Виктория открыла было рот, чтобы поинтересоваться насчет реакции его тела на нее, но передумала. Она не знала, хочет ли выжать из него признание, и боялась собственного отклика на это признание.
– Однажды ты найдешь женщину, способную принудить тебя делать вещи, которые ты делать не хочешь.
Он долго смотрел в огонь. Какое-то мрачное чувство исказило его черты и заставило так сжать в пальцах жестяную кружку, что та смялась.
– Это уже произошло... пятнадцать лет тому назад. – Он выплеснул в огонь остатки кофе. – Я поклялся, что больше ни одна женщина не будет иметь надо мной такую власть.
Охватившая его ярость потрясла Викторию. Она и не предполагала, что в нем живут такие сильные чувства.
– Время отправляться в дорогу. Нам еще долго добираться до моего следующего лагеря.
– Ты действительно думаешь, что доберешься до Техаса? Ты подготовил лагеря-стоянки с припасами и точно знаешь, сколько проедешь каждый день... Неужели ты считаешь, что дядя и дюжина парней, идущие по твоему следу, ничего не изменят?

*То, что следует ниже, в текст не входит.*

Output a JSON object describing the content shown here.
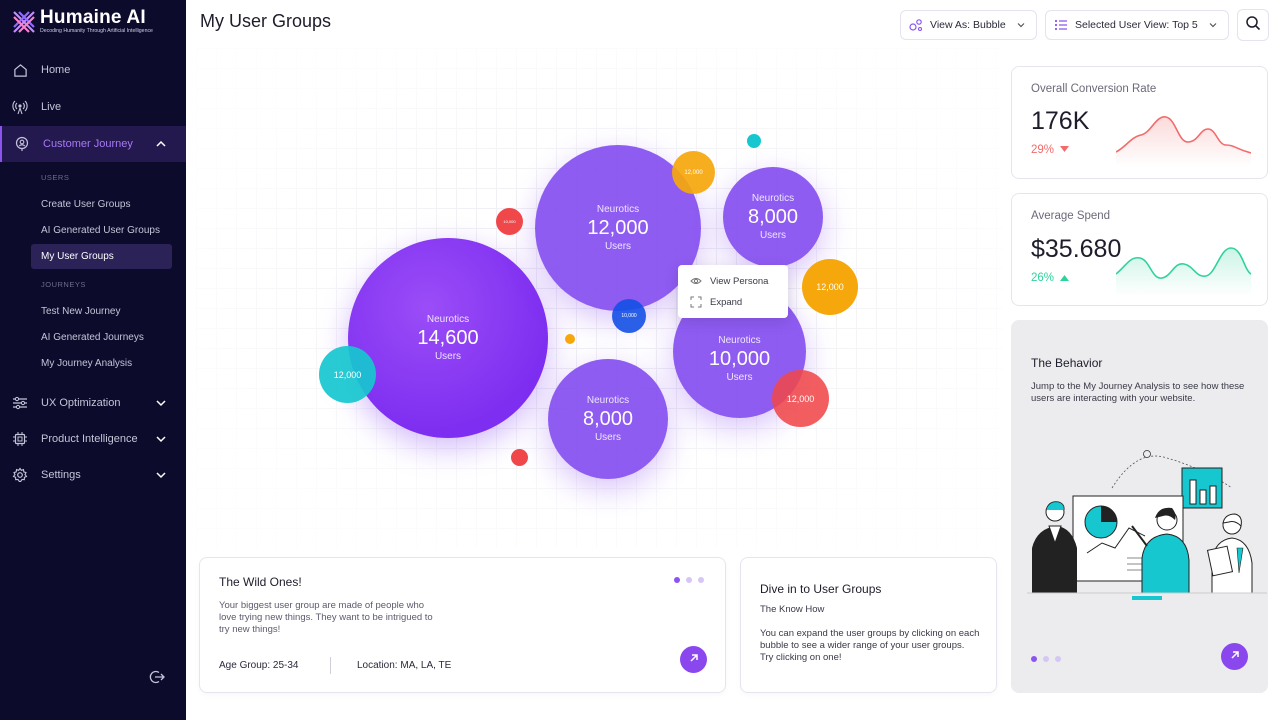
{
  "brand": {
    "name": "Humaine AI",
    "tagline": "Decoding Humanity Through Artificial Intelligence"
  },
  "sidebar": {
    "nav": [
      {
        "label": "Home",
        "icon": "home-icon"
      },
      {
        "label": "Live",
        "icon": "broadcast-icon"
      },
      {
        "label": "Customer Journey",
        "icon": "user-pin-icon",
        "expanded": true
      },
      {
        "label": "UX Optimization",
        "icon": "sliders-icon"
      },
      {
        "label": "Product Intelligence",
        "icon": "chip-icon"
      },
      {
        "label": "Settings",
        "icon": "gear-icon"
      }
    ],
    "sections": {
      "users": "USERS",
      "journeys": "JOURNEYS"
    },
    "users_items": [
      "Create User Groups",
      "AI Generated User Groups",
      "My User Groups"
    ],
    "journeys_items": [
      "Test New Journey",
      "AI Generated Journeys",
      "My Journey Analysis"
    ],
    "active_item": "My User Groups"
  },
  "header": {
    "title": "My User Groups",
    "view_as": "View As: Bubble",
    "selected_view": "Selected User View: Top 5"
  },
  "bubbles": [
    {
      "name": "Neurotics",
      "value": "14,600",
      "unit": "Users"
    },
    {
      "name": "Neurotics",
      "value": "12,000",
      "unit": "Users"
    },
    {
      "name": "Neurotics",
      "value": "8,000",
      "unit": "Users"
    },
    {
      "name": "Neurotics",
      "value": "10,000",
      "unit": "Users"
    },
    {
      "name": "Neurotics",
      "value": "8,000",
      "unit": "Users"
    }
  ],
  "small_bubbles": {
    "orange_top": "12,000",
    "orange_right": "12,000",
    "teal_left": "12,000",
    "red_right": "12,000",
    "blue_center": "10,000",
    "red_small": "10,000"
  },
  "popup": {
    "view_persona": "View Persona",
    "expand": "Expand"
  },
  "wild_card": {
    "title": "The Wild Ones!",
    "body": "Your biggest user group are made of people who love trying new things. They want to be intrigued to try new things!",
    "age": "Age Group: 25-34",
    "location": "Location: MA, LA, TE"
  },
  "dive_card": {
    "title": "Dive in to User Groups",
    "subtitle": "The Know How",
    "body": "You can expand the user groups by clicking on each bubble to see a wider range of your user groups. Try clicking on one!"
  },
  "stats": {
    "conversion": {
      "label": "Overall Conversion Rate",
      "value": "176K",
      "change": "29%",
      "trend": "down",
      "color": "#f26b6b"
    },
    "spend": {
      "label": "Average Spend",
      "value": "$35.680",
      "change": "26%",
      "trend": "up",
      "color": "#2fd39a"
    }
  },
  "behavior": {
    "title": "The Behavior",
    "text": "Jump to the My Journey Analysis to see how these users are interacting with your website."
  },
  "colors": {
    "accent": "#8b54f1",
    "sidebar": "#0c0b2b",
    "teal": "#16c7cf",
    "orange": "#f5a70b",
    "red": "#f0484a"
  }
}
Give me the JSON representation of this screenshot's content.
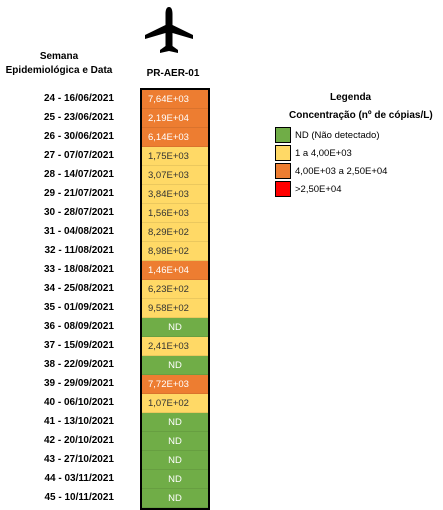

– Всего лишь затруднят путь.
Он никогда не встречал такой женщины, как Виктория. Чем дольше он находился в ее обществе, тем больше был ею зачарован. Чем больше узнавал ее, тем больше хотел узнать. Чем больше она старалась убежать от него, тем более решительно он был настроен удержать ее при себе. Она стала частью его мыслей и чувств, частью его мира... который он больше не мог себе представить без нее.